Las clases sociales siguen vigentes, al menos entre los jubilados. Los de la pensión máxima no paran y se embarcan en viajes a Pompeya o a Éfeso. Y una vez que están allí, se asombran ante las letrinas comunitarias de la antigua ciudad romana que acogió tantas veces a Pablo de Tasso; o montan en globo para ver Anatolia desde las alturas. Los de pensiones más humildes se contentan con bajar en autobús a la feria de agosto de Málaga a ver iluminada la calle Larios. Según me cuenta mi amigo Pánfilo, jubilado también, en su juventud y madurez se embarcó en viajes de envergadura. Me dice que fue dos veces a Grecia en una Guzzi 650, a París en una BMW 750; a Siena, a Bomarzo, a Roma. Varias veces ha hecho el Camino de Santiago, en moto, en bicicleta o andando, cuando no podía subir en la bici las cuestas gallegas. Le da mucho regomello recordar que los monjes de Sobrado lo echaron del monasterio porque lo cogió el prior en el claustro, embutido en un hábito de cisterciense que había robado de la sacristía, dando saltos como los que había visto dar en un anuncio de relojes, mientras que la comunidad y los peregrinos rezaban completas en la capilla.

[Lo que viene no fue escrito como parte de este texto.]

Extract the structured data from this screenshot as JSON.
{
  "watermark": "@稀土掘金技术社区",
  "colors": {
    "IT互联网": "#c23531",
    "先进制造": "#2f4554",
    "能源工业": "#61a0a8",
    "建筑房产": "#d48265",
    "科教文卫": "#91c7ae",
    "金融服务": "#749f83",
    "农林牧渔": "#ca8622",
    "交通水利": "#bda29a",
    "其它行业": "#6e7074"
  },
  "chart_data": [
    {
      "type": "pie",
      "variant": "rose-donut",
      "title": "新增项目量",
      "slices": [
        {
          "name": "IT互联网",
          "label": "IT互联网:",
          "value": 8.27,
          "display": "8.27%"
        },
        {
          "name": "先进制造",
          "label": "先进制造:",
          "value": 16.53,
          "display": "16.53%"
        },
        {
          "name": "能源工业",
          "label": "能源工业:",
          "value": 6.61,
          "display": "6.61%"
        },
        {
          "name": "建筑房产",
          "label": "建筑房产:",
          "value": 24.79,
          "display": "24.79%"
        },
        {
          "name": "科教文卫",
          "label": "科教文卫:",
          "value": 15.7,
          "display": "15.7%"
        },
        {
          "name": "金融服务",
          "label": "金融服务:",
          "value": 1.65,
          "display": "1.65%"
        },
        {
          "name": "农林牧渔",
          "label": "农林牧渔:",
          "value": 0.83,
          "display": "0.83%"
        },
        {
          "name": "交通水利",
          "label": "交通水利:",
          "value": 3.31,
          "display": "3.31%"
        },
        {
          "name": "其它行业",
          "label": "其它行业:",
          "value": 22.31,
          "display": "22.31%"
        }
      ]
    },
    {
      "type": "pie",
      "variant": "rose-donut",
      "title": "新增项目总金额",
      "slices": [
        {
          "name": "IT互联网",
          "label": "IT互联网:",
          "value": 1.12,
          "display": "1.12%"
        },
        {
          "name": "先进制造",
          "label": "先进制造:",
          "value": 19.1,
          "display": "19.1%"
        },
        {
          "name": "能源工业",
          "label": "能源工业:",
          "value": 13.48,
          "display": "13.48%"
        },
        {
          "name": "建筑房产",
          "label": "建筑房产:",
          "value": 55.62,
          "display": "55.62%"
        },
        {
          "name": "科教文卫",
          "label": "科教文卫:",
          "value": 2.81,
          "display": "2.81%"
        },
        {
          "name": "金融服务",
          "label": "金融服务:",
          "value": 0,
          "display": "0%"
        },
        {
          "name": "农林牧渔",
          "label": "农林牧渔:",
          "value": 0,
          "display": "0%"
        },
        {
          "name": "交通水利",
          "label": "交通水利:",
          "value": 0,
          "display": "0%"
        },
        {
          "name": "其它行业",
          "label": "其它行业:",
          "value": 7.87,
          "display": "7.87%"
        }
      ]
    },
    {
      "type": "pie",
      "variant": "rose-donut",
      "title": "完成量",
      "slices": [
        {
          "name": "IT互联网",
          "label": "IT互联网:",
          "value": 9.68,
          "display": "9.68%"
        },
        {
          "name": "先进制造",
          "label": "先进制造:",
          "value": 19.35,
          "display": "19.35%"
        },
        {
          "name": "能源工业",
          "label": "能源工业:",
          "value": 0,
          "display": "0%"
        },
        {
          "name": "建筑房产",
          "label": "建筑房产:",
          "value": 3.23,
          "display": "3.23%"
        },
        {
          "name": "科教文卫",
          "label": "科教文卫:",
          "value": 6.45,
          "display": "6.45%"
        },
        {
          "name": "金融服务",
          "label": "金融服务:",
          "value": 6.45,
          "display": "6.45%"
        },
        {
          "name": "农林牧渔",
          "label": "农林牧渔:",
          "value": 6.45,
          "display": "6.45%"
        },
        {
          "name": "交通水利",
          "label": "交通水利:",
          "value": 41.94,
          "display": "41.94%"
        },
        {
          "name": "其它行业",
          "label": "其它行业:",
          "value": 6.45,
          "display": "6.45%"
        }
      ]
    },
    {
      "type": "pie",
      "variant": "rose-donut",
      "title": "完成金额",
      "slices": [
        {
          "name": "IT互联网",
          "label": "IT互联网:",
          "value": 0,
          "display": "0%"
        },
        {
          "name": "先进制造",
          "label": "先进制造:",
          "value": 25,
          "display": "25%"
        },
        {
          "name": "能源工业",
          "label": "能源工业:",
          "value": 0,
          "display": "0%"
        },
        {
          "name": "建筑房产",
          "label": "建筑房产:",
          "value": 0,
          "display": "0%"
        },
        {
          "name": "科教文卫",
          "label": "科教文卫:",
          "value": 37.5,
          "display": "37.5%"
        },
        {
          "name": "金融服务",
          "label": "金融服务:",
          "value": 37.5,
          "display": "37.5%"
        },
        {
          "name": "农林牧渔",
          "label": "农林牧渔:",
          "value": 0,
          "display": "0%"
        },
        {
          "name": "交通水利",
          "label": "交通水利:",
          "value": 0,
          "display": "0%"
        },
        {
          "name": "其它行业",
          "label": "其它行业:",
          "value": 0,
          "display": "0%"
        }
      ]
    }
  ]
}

A la mañana siguiente, el cocinero le dio un queso de tetilla y unas manzanas y lo puso en la calle. Él se las da de disruptivo, aunque lo más antisistema que ha hecho fue meterse por dirección prohibida y aparcar a las puertas mismas de la Basílica de San Pedro. Ahora, el hombre ni imita a Ulises ni sueña con llegar a China por la ruta de la Seda ni siquiera en ir a comprar fruta a uno de los puestos callejeros de Manhattan. Se embarca en viajes insignificantes. Le ha puesto cestilla a su bicicleta plegable y con ella se adentra por la vega de su pueblo para disputar en verano a otros jubilados las patatas pequeñas que quedan en los surcos de las hazas después de que los tractores recolectaron las grandes. Siempre se le adelanta alguien. Aparca su bicicleta, mira intensamente al competidor, y recoge las que se le pasaron al madrugador. Todos los días se pone una misión insignificante, un viaje que él imagina prometeico y, que simplemente, le lleva a colarse en el médico o en el banco. Hace poco fue a visitar a un familiar en Paracuellos y se llegó al adosado de la Esteban. Presume de ello. Y de ver cómo despegan de Barajas aviones que ya nunca cogerá.